Lejsovka & Freund – Music for Small Ensemble & Computer

(MIE, 2017)

If “DIY shitty classical pieces” is all you’re going to get out of this, Keith, then you’re not even paying attention to yourself. I kid, sort of, but Keith Freund, writer of his own release’s press kit, simplifies it waaay too much. And while the self-deprecation may serve the music – it is indeed DIY classical, minus, with great prejudice, the descriptor “shitty,” and therefore sort of inward-focused – any sort of external criticism that the music is somehow not up to snuff would be foolish at best, deadly at worst. OK, probably foolish at worst, but I’m pretty into this record – I’m apt to get carried away.
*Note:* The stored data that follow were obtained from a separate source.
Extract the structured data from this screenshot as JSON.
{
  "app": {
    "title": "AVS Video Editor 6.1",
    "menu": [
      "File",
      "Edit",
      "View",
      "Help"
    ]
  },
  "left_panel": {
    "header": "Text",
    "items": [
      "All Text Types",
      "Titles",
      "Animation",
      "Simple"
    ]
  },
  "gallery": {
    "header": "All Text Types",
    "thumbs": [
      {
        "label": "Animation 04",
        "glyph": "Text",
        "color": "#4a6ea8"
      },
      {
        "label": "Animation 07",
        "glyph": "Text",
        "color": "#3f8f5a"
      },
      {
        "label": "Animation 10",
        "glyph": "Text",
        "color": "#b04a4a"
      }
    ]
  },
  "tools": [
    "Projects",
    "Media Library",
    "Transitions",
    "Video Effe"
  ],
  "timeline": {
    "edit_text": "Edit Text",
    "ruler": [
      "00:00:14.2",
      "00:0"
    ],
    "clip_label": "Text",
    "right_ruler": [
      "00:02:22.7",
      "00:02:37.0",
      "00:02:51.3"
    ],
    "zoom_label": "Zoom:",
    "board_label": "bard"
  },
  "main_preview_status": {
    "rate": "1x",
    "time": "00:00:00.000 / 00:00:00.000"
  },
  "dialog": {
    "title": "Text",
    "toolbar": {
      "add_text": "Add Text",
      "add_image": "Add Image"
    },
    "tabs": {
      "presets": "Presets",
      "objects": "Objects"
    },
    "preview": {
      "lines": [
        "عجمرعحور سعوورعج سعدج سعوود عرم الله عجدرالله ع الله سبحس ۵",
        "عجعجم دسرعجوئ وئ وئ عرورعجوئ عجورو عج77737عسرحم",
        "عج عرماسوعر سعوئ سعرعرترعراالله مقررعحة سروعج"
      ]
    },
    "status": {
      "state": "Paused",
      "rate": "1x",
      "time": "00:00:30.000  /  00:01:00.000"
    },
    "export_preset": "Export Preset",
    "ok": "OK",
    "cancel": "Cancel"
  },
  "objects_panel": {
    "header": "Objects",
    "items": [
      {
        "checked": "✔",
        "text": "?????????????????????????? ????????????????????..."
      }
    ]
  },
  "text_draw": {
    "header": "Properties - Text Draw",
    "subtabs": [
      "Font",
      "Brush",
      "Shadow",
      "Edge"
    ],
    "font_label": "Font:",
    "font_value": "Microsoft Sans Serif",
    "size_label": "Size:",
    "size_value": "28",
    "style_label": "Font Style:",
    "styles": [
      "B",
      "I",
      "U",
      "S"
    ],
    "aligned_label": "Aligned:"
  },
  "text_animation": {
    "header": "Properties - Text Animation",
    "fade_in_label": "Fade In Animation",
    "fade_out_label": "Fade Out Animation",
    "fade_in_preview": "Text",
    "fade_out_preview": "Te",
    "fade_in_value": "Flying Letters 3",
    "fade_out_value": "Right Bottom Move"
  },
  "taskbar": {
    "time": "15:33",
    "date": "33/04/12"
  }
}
Keith’s partner in this endeavor is Linda Lejsovka, and together they combine piano, strings, and electronic detritus together to form what is a stupidly remarkable work, more cohesive than it should be since it combines two previous releases into one, Mold On Canvas and Fatal Strategies. Music for Small Ensemble & Computer, then, is pretty much what you’re going to get – a small ensemble (two people) and a computer (the electronic embellishments).  Like Max Richter, perhaps, Lejsovka & Freund inhabit the miniscule moments that freeze within one’s contemplation for eternity, moments that are often returned to with a misty eye. That’s what we call “nostalgia,” folks. Lejsovka & Freund are good at nostalgia. They make it work for everybody, and there’s nary a “cloying” to be found in any of my thoughts about the record.

The places and themes, the tiny, tiny snapshots of life, are reflected in titles such as “Nothing, Just Looking at the Moon,” “From Royal Ave,” “Mold on Canvas,” “Fog in the Ravine,” and the totally Zammuto/de Jong song title in spirit (though not as a song in practice) “Ah Shit, My Heart Is Full.” Lejsovka’s piano is plaintive, delicate, while Freund’s electronics fill in the spaces around the notes with color, imbuing Music for Small Ensemble & Computer with depth and texture. The combination is outstanding, a reconfiguration of the idea of modern classical that pulses with life and exoticism, yet remains firmly accessible to all who encounter it. Says Freund, “To me, it’s the sound of the two of us struggling to find peace and stability for ourselves, family, and small community in an often chaotic and hostile world.”

If that’s what you’re going for, Keith, you knocked it out of the park. Not shitty in the slightest.